There are several cases where you might want to use Azure Log Analytics to monitor your NiFi instances. An obvious one is when NiFi is running in Azure. Azure Log Analytics can also be used as single monitoring/alerting solution for multiple applications making operations easier by providing a single interface for this. You might want this if you want to monitor business processes which span multiple applications and you want to monitor the entire process to for example identify bottlenecks.
In this blog post I’ll show you how easy it is to achieve this using the AzureLogAnalyticsReportingTask and the AzureLogAnalyticsProvenanceReportingTask from NiFi and what you need to configure in Azure Log Analytics to make this work.
Azure Log Analytics configuration part 1; preparations
In order to use Log Analytics, you first need to create a Log Analytics workspace. This is pretty straightforward and described here. After you’ve configured a workspace, you can obtain a “Workspace ID” and a “Primary key” under “Agent Management”. You will need this information to configure NiFi with.
In NiFi you can add reporting tasks to provide an external system with metrics. First you go to the Controller Settings;
Next in the Reporting tasks tab, you can add the AzureLogAnalyticsReportingTask and/or the AzureLogAnalyticsProvenanceReportingTask.
These require some configuration;
For the Log Analytics Workspace Id you can fill in the previously obtained Workspace ID. For the Log Analytics Workspace Key you can fill in the Primary Key as obtained earlier. It is also possible to specify process groups to monitor specifically. If not specified, the metrics and provenance data will be gathered on global level which might be of less value.
The AzureLogAnalyticsReportingTask sends metrics to Log Analytics, like for example JVM metrics and, a useful metric to monitor, FlowFilesQueued. In most cases this value shouldn’t be too high as it could indicate a bottleneck or error. The AzureLogAnalyticsProvenanceReportingTask sends provenance events to Log Analytics. These indicate when flowfiles are created, when they are changed, when they expire, etc. This allows you to more specifically monitor what is happening in your environment. N.b. AzureLogAnalyticsProvenanceReportingTask can generate quite some data if you have many flowfiles going through your environment.
Azure Log Analytics configuration part 2; alerting
Now NiFi can send information to Azure Log Analytics, but how to go from there? Inside Log Analytics, the metrics and provenance events become available under Logs, Custom Logs as tables you can query. In the below example I’m querying the FlowFilesQueued metric.
You can query the provenance events in a similar way
Based on a query, you can also create Alerts. First you need to create an Action Group. An action group is a collection of notifications which can be triggered by an Alert rule (see more here)
Next you can of course test the Action group
After you’ve defined the Action group, you can create an Alert rule based on a query to trigger the Action group.
When the Alert goes off, you can receive mail or an SMS. You can also get an overview of alerts which have been fired and their status.
Mind that Alert rules are not free.
This setup gives a basic idea of how you can get NiFi metrics and provenance events into Azure Log Analytics. This is of course not the entire story. The example alert I’ve configured in this blog post does not contain enough information to pinpoint an issue. Also you might want to tweak how often the alert triggers.
Depending on the metrics/provenance/logging solution which NiFi needs to feed, the way to achieve this might differ. See for example below on how you can achieve something similar for logging to Azure Log Analytics and how feeding Elasticsearch with the same information could look like.
Logfiles to Azure Log Analytics
NiFi logfiles do not end up in Azure using the above method. Consider whether you need this since achieving this is more difficult (often more people involved) than just metrics and provenance data since it requires installation and maintenance of an Azure agent.
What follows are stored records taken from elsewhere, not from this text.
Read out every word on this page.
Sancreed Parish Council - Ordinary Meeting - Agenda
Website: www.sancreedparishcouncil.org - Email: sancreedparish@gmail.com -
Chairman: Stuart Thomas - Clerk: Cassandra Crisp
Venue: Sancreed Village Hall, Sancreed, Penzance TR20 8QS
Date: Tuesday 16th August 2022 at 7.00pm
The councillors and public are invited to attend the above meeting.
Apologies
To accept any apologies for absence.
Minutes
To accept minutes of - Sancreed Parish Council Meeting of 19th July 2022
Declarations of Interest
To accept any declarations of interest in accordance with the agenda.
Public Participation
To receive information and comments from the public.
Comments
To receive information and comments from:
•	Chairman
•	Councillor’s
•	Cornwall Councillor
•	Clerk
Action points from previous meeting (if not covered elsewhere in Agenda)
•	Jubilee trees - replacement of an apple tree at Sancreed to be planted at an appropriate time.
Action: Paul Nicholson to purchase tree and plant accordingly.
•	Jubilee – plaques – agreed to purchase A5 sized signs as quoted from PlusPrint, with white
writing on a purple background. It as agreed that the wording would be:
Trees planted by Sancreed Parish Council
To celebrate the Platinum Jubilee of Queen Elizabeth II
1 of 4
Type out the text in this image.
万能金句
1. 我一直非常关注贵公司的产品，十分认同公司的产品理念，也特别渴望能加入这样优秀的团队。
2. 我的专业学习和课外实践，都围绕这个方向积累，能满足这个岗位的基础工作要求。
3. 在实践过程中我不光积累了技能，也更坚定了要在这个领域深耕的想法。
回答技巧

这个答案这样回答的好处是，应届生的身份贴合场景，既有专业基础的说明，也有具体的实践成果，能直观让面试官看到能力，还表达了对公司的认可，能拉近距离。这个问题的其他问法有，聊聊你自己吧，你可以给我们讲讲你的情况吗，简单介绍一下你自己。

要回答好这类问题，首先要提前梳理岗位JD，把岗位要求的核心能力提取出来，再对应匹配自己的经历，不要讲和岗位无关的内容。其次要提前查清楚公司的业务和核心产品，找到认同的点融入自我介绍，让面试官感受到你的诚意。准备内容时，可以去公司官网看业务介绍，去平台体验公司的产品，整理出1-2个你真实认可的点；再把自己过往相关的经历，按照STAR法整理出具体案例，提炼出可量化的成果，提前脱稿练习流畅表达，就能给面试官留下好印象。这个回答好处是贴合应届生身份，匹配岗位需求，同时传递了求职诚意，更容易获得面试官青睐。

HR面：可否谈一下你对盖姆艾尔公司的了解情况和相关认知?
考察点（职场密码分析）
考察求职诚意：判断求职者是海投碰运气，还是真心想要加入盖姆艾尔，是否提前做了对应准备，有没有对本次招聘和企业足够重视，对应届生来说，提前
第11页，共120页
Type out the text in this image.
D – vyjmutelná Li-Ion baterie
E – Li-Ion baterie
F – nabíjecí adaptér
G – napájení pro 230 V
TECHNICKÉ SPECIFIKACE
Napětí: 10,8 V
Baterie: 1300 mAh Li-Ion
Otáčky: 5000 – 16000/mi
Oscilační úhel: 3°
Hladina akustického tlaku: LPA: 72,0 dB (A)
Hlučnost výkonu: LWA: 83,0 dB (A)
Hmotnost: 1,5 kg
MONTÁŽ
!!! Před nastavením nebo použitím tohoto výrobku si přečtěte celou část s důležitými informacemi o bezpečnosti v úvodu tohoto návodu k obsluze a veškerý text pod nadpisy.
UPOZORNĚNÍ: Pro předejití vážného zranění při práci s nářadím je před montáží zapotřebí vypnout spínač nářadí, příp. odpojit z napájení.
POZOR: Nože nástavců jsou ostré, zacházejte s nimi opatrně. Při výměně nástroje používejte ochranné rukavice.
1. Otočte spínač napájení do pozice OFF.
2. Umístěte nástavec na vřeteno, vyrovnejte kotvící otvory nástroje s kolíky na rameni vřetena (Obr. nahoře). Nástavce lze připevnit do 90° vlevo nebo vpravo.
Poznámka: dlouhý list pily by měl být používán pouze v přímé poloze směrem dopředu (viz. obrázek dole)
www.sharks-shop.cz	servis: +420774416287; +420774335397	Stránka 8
This can be done using the Azure Monitor Agent (the Azure Log Analytics Agent is a legacy product). Read some details about this here. For the installation of the agent, an Azure Arc enabled server is required when you want to run the Agent on Linux. In order to use this Agent to collect data, some configuration is required which is described here. A limitation of the agent is ‘the log file must not allow circular logging, log rotation where the file is overwritten with new entries, or the file is renamed and the same file name is reused for continued logging.’. This can be a serious limitation since often you do not want your logfile to be ever increasing in size. As an alternative you can use syslog for this. NiFi can log to syslog since it uses Logback for logging and Logback has a SyslogAppender (read here).
Suppose you want to send metrics to ElasticSearch instead of Log Analytics, you can use the PrometheusReportingTask which provides information on an endpoint on the NiFi server. You can then poll the endpoint from an InvokeHTTP processor. The information can be converted to JSON using ReplaceText and regular expressions. The result can be send to ElasticSearch using the PutElasticsearchJson processor. There is an ElasticsearchReportingTask available here but it does not have much traction and people from the NiFi project themselves don’t think this would be the way to go about this (read here).
Suppose you want to send logfiles to ElasticSearch, consider tools like FileBeat to achieve this. There is an Elasticsearch appender for logback available here which you can use instead from NiFi but this would require adding additional libraries to the NiFi installation. I’ve not tried this myself.